Yes, they cost a lot of money. But these two Bruno Paillard Champagnes show that not all expensive wine is overpriced
Champagne long ago stopped being priced reasonably, its cost hostage to the Champagne business’ hubris and demand from Asia. Even a very ordinary bottle, barely worth drinking, can cost $40. So when I tasted two Bruno Paillard Champagnes last week, offering finesse and elegance at a fair price, it was time to write a blog post
Neither is cheap, but both offer quality comparable to more costlier bottles – and, frankly, they’re much more interesting. One reason? Paillard blends old wine saved for the purpose into the current wine, giving them an almost honeycomb character. Plus, this is a family business that does things its way.

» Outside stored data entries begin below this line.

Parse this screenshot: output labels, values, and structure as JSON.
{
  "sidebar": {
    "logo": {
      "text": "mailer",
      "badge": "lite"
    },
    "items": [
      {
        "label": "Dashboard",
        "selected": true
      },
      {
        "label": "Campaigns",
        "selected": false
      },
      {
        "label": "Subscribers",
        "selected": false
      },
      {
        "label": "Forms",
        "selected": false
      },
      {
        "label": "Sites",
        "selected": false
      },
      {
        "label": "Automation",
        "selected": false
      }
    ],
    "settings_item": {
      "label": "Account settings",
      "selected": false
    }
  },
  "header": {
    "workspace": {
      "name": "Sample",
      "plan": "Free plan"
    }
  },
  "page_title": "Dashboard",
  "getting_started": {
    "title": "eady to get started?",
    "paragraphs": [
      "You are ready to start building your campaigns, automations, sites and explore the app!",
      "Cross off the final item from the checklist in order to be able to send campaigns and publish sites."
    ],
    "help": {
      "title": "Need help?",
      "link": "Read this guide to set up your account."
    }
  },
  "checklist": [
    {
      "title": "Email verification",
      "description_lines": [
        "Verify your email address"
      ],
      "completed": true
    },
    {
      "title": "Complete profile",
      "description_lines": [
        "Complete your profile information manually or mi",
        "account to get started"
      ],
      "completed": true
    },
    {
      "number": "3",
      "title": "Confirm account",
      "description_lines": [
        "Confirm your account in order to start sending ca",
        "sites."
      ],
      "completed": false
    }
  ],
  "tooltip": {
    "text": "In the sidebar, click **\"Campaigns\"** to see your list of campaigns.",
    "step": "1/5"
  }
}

The Premiere Cuvee is not quite grower Champagne, but it’s not the same $45 bottle sitting on liquor store shelves, either. Look for a light, fresh approach to the wine, minus the yeasty character so many other wines strive for. There is crisp apple and even some lemon fruit, courtesy of the chardonnay in the blend (even though the wine is about 45 percent pinot noir).
The rose is even more appealing (which, given the price, should tell you how much I enjoyed it). Again, even though there is probably more pinot noir in the blend, there is enough chardonnay to make it much fresher than you think it whould be. The cherry fruit is complex – something deeper and more subtle than the usual produce department cherry flavor. Highly recommended.
The Calvet Blanc white Bordeaux is fresh, modern, and a very fair value
A long time ago, in a wine world far, far away, most quality wine shops sold cheap and enjoyable white Bordeaux. You could even find it in supermarkets. The reason that it was so inexpensive and plentiful is that French producers made too much of it, even for a wine drinking country like France.
The difference between then and today? Premiumization. There is still too much white Bordeaux in the world, but since it’s less expensive, we see less of it. Because the wine business has to sell us $15 wine that’s much less interesting.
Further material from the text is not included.